Educación
La educación constituye uno de los campos más visibles del apostolado de los Legionarios de Cristo. La congregación ha promovido colegios, centros universitarios, instituciones de formación y programas educativos en distintos países.
Juan Pablo II enumeró la educación entre las principales obras apostólicas de la congregación y relacionó esta tarea con la evangelización y la formación integral de la persona.
La propuesta educativa legionaria pretende unir:
La valoración de cualquier obra educativa debe tener en cuenta tanto sus resultados académicos y pastorales como sus procedimientos de gobierno, sus mecanismos de protección de menores y su respeto a la libertad de las familias y de los alumnos.
Evangelización y parroquias
Los sacerdotes legionarios ejercen el ministerio en parroquias, capellanías, seminarios, centros educativos y otras instituciones eclesiales. En varios países desempeñan funciones de párrocos, vicarios parroquiales, capellanes y formadores.

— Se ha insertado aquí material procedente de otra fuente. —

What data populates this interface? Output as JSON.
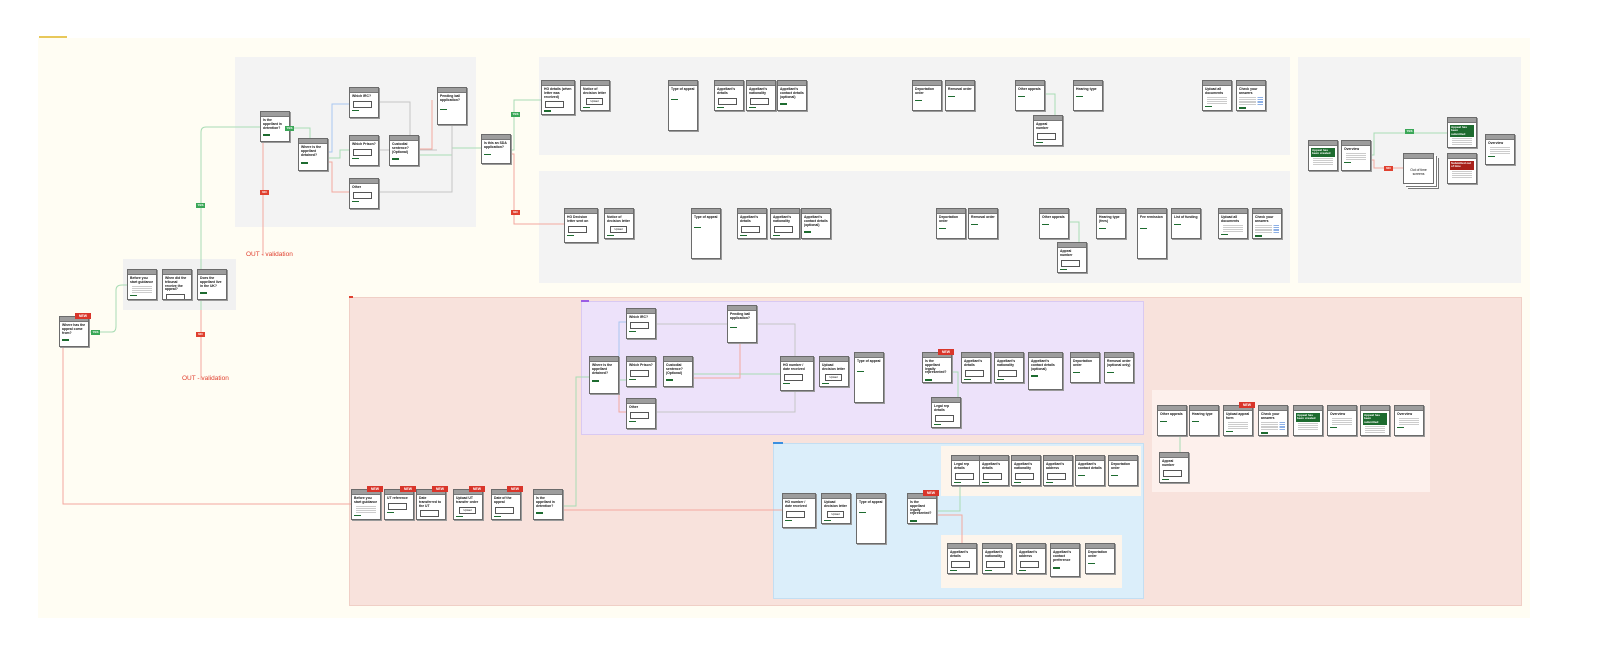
{
  "colors": {
    "canvas": "#fffdf3",
    "gray_region": "#f3f3f3",
    "pink_region": "#f8e2dc",
    "purple_region": "#ede2fa",
    "blue_region": "#dbeefa",
    "cream_region": "#fdf5ec",
    "yes": "#3aa757",
    "no": "#e0402f",
    "new_badge": "#d9352a",
    "banner_green": "#1d6b2f",
    "banner_red": "#a8201a"
  },
  "labels": {
    "yes": "YES",
    "no": "NO",
    "out_validation": "OUT - validation",
    "new": "NEW",
    "upload": "Upload"
  },
  "screens": [
    {
      "title": "Where has the appeal come from?",
      "type": "radio2",
      "badge": true
    },
    {
      "title": "Before you start guidance",
      "type": "text"
    },
    {
      "title": "When did the tribunal receive the appeal?",
      "type": "input"
    },
    {
      "title": "Does the appellant live in the UK?",
      "type": "radio2"
    },
    {
      "title": "Is the appellant in detention?",
      "type": "radio2"
    },
    {
      "title": "Where is the appellant detained?",
      "type": "radio3"
    },
    {
      "title": "Which IRC?",
      "type": "input"
    },
    {
      "title": "Which Prison?",
      "type": "input"
    },
    {
      "title": "Other",
      "type": "input"
    },
    {
      "title": "Custodial sentence? (Optional)",
      "type": "radio2"
    },
    {
      "title": "Pending bail application?",
      "type": "radio4"
    },
    {
      "title": "Is this an SDA application?",
      "type": "radio2"
    },
    {
      "title": "HO details (when letter was received)",
      "type": "input"
    },
    {
      "title": "Notice of decision letter",
      "type": "upload"
    },
    {
      "title": "Type of appeal",
      "type": "radio5"
    },
    {
      "title": "Appellant's details",
      "type": "input"
    },
    {
      "title": "Appellant's nationality",
      "type": "input"
    },
    {
      "title": "Appellant's contact details (optional)",
      "type": "radio2"
    },
    {
      "title": "Deportation order",
      "type": "radio2"
    },
    {
      "title": "Removal order",
      "type": "radio2"
    },
    {
      "title": "Other appeals",
      "type": "radio2"
    },
    {
      "title": "Appeal number",
      "type": "input"
    },
    {
      "title": "Hearing type",
      "type": "radio2"
    },
    {
      "title": "Upload all documents",
      "type": "text"
    },
    {
      "title": "Check your answers",
      "type": "table"
    },
    {
      "title": "HO Decision letter sent on",
      "type": "input"
    },
    {
      "title": "Notice of decision letter",
      "type": "upload"
    },
    {
      "title": "Type of appeal",
      "type": "radio5"
    },
    {
      "title": "Appellant's details",
      "type": "input"
    },
    {
      "title": "Appellant's nationality",
      "type": "input"
    },
    {
      "title": "Appellant's contact details (optional)",
      "type": "radio2"
    },
    {
      "title": "Deportation order",
      "type": "radio2"
    },
    {
      "title": "Removal order",
      "type": "radio2"
    },
    {
      "title": "Other appeals",
      "type": "radio2"
    },
    {
      "title": "Appeal number",
      "type": "input"
    },
    {
      "title": "Hearing type (fees)",
      "type": "radio2"
    },
    {
      "title": "Fee remission",
      "type": "radio6"
    },
    {
      "title": "List of funding",
      "type": "radio2"
    },
    {
      "title": "Upload all documents",
      "type": "text"
    },
    {
      "title": "Check your answers",
      "type": "table"
    },
    {
      "title": "Appeal has been created",
      "type": "green"
    },
    {
      "title": "Overview",
      "type": "text"
    },
    {
      "title": "Out of time screens",
      "type": "stack"
    },
    {
      "title": "Appeal has been submitted",
      "type": "green"
    },
    {
      "title": "Submitted out of time",
      "type": "red"
    },
    {
      "title": "Overview",
      "type": "text"
    },
    {
      "title": "Where is the appellant detained?",
      "type": "radio3"
    },
    {
      "title": "Which IRC?",
      "type": "input"
    },
    {
      "title": "Which Prison?",
      "type": "input"
    },
    {
      "title": "Other",
      "type": "input"
    },
    {
      "title": "Custodial sentence? (Optional)",
      "type": "radio2"
    },
    {
      "title": "Pending bail application?",
      "type": "radio4"
    },
    {
      "title": "HO number / date received",
      "type": "input"
    },
    {
      "title": "Upload decision letter",
      "type": "upload"
    },
    {
      "title": "Type of appeal",
      "type": "radio5"
    },
    {
      "title": "Is the appellant legally represented?",
      "type": "radio2",
      "badge": true
    },
    {
      "title": "Legal rep details",
      "type": "input"
    },
    {
      "title": "Appellant's details",
      "type": "input"
    },
    {
      "title": "Appellant's nationality",
      "type": "input"
    },
    {
      "title": "Appellant's contact details (optional)",
      "type": "radio2"
    },
    {
      "title": "Deportation order",
      "type": "radio2"
    },
    {
      "title": "Removal order (optional only)",
      "type": "radio2"
    },
    {
      "title": "HO number / date received",
      "type": "input"
    },
    {
      "title": "Upload decision letter",
      "type": "upload"
    },
    {
      "title": "Type of appeal",
      "type": "radio5"
    },
    {
      "title": "Is the appellant legally represented?",
      "type": "radio2",
      "badge": true
    },
    {
      "title": "Legal rep details",
      "type": "input"
    },
    {
      "title": "Appellant's details",
      "type": "input"
    },
    {
      "title": "Appellant's nationality",
      "type": "input"
    },
    {
      "title": "Appellant's address",
      "type": "input"
    },
    {
      "title": "Appellant's contact details",
      "type": "radio2"
    },
    {
      "title": "Deportation order",
      "type": "radio2"
    },
    {
      "title": "Appellant's details",
      "type": "input"
    },
    {
      "title": "Appellant's nationality",
      "type": "input"
    },
    {
      "title": "Appellant's address",
      "type": "input"
    },
    {
      "title": "Appellant's contact preference",
      "type": "radio3"
    },
    {
      "title": "Deportation order",
      "type": "radio2"
    },
    {
      "title": "Other appeals",
      "type": "radio2"
    },
    {
      "title": "Appeal number",
      "type": "input"
    },
    {
      "title": "Hearing type",
      "type": "radio2"
    },
    {
      "title": "Upload appeal form",
      "type": "text",
      "badge": true
    },
    {
      "title": "Check your answers",
      "type": "table"
    },
    {
      "title": "Appeal has been created",
      "type": "green"
    },
    {
      "title": "Overview",
      "type": "text"
    },
    {
      "title": "Appeal has been submitted",
      "type": "green"
    },
    {
      "title": "Overview",
      "type": "text"
    },
    {
      "title": "Before you start guidance",
      "type": "text",
      "badge": true
    },
    {
      "title": "UT reference",
      "type": "input",
      "badge": true
    },
    {
      "title": "Date transferred to the UT",
      "type": "input",
      "badge": true
    },
    {
      "title": "Upload UT transfer order",
      "type": "upload",
      "badge": true
    },
    {
      "title": "Date of the appeal",
      "type": "input",
      "badge": true
    },
    {
      "title": "Is the appellant in detention?",
      "type": "radio2"
    }
  ]
}
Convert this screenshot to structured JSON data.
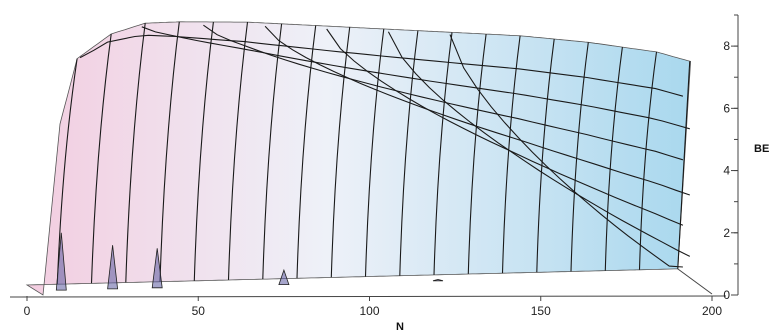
{
  "chart_data": {
    "type": "surface",
    "title": "",
    "xlabel": "N",
    "zlabel": "BE",
    "xlim": [
      0,
      200
    ],
    "zlim": [
      0,
      9
    ],
    "x_ticks": [
      {
        "value": 0,
        "label": "0"
      },
      {
        "value": 50,
        "label": "50"
      },
      {
        "value": 100,
        "label": "100"
      },
      {
        "value": 150,
        "label": "150"
      },
      {
        "value": 200,
        "label": "200"
      }
    ],
    "z_ticks": [
      {
        "value": 0,
        "label": "0"
      },
      {
        "value": 2,
        "label": "2"
      },
      {
        "value": 4,
        "label": "4"
      },
      {
        "value": 6,
        "label": "6"
      },
      {
        "value": 8,
        "label": "8"
      }
    ],
    "ridge_profile": {
      "N": [
        0,
        5,
        10,
        20,
        30,
        40,
        60,
        80,
        100,
        120,
        140,
        160,
        180,
        190
      ],
      "BE_max": [
        0,
        5.5,
        7.6,
        8.4,
        8.75,
        8.8,
        8.8,
        8.7,
        8.6,
        8.5,
        8.4,
        8.2,
        7.9,
        7.6
      ]
    },
    "spikes": [
      {
        "N": 10,
        "BE": 2.0
      },
      {
        "N": 25,
        "BE": 1.6
      },
      {
        "N": 38,
        "BE": 1.5
      },
      {
        "N": 75,
        "BE": 0.8
      },
      {
        "N": 120,
        "BE": 0.5
      }
    ],
    "colors": {
      "surface_left": "#f3cde0",
      "surface_mid": "#eef1f8",
      "surface_right": "#a9d8ee",
      "mesh": "#1a1a1a",
      "spike": "#5c5ba0"
    }
  }
}
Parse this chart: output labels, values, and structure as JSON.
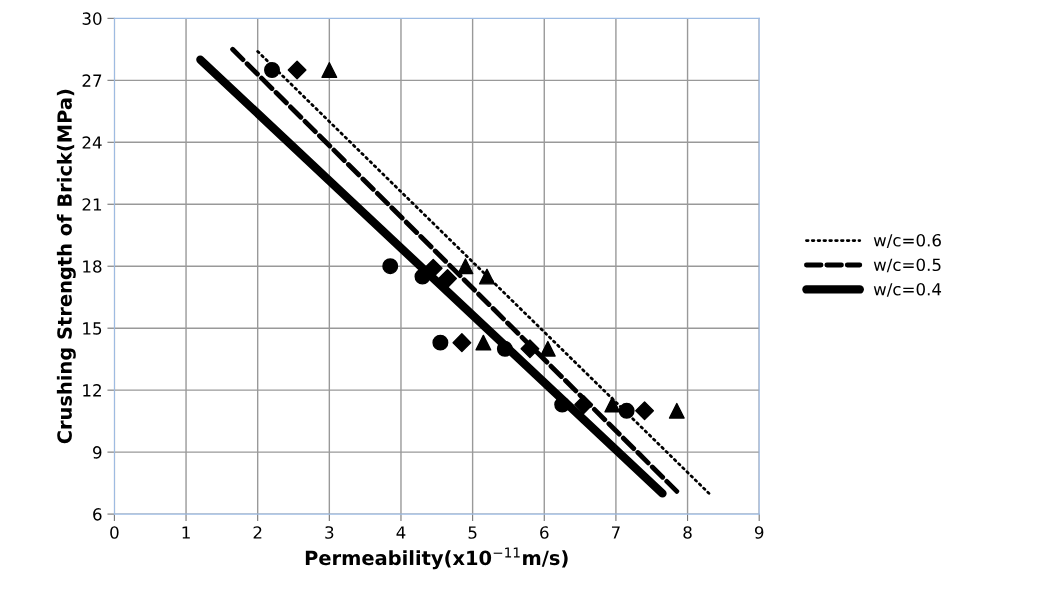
{
  "chart_data": {
    "type": "scatter",
    "xlabel": "Permeability(x10$^{−11}$m/s)",
    "ylabel": "Crushing Strength of Brick(MPa)",
    "xlim": [
      0,
      9
    ],
    "xticks": [
      0,
      1,
      2,
      3,
      4,
      5,
      6,
      7,
      8,
      9
    ],
    "ylim": [
      6,
      30
    ],
    "yticks": [
      6,
      9,
      12,
      15,
      18,
      21,
      24,
      27,
      30
    ],
    "grid": true,
    "legend": "right",
    "series": [
      {
        "marker": "circle",
        "color": "#000000",
        "x": [
          2.2,
          3.85,
          4.3,
          4.55,
          5.45,
          6.25,
          7.15
        ],
        "values": [
          27.5,
          18,
          17.5,
          14.3,
          14,
          11.3,
          11
        ]
      },
      {
        "marker": "diamond",
        "color": "#000000",
        "x": [
          2.55,
          4.45,
          4.65,
          4.85,
          5.8,
          6.55,
          7.4
        ],
        "values": [
          27.5,
          17.9,
          17.4,
          14.3,
          14,
          11.3,
          11
        ]
      },
      {
        "marker": "triangle",
        "color": "#000000",
        "x": [
          3,
          4.9,
          5.2,
          5.15,
          6.05,
          6.95,
          7.85
        ],
        "values": [
          27.5,
          18,
          17.5,
          14.3,
          14,
          11.3,
          11
        ]
      },
      {
        "type": "line",
        "name": "w/c=0.6",
        "line_style": "dotted",
        "color": "#000000",
        "x": [
          2,
          8.3
        ],
        "values": [
          28.4,
          7
        ]
      },
      {
        "type": "line",
        "name": "w/c=0.5",
        "line_style": "dashed",
        "color": "#000000",
        "x": [
          1.65,
          7.85
        ],
        "values": [
          28.5,
          7.1
        ]
      },
      {
        "type": "line",
        "name": "w/c=0.4",
        "line_style": "solid",
        "color": "#000000",
        "x": [
          1.2,
          7.65
        ],
        "values": [
          28,
          7
        ]
      }
    ]
  }
}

Su labor incluye la celebración de los sacramentos, la predicación, la dirección espiritual, la catequesis, el acompañamiento de jóvenes y la formación de agentes de pastoral. La presencia parroquial exige una colaboración estrecha con el obispo diocesano y con los demás sacerdotes.
Formación sacerdotal
La congregación también trabaja en la formación de sacerdotes y seminaristas. Su apostolado incluye la preparación humana, espiritual, doctrinal y pastoral de los candidatos al sacerdocio.
Juan Pablo II relacionó la misión legionaria con la formación de sacerdotes diocesanos y con la necesidad de una evangelización intelectualmente sólida y pastoralmente valiente.
Acción social y promoción humana
Los Legionarios han impulsado obras de promoción social, atención a personas vulnerables, voluntariado y desarrollo comunitario. Juan Pablo II vinculó el carisma de la congregación con la caridad, la justicia, el respeto a la persona y la solidaridad con los más necesitados.
La acción social católica no constituye una actividad secundaria respecto de la evangelización. La doctrina de la Iglesia exige que el anuncio de Cristo vaya acompañado por la defensa de la dignidad humana y por el servicio concreto a quienes sufren.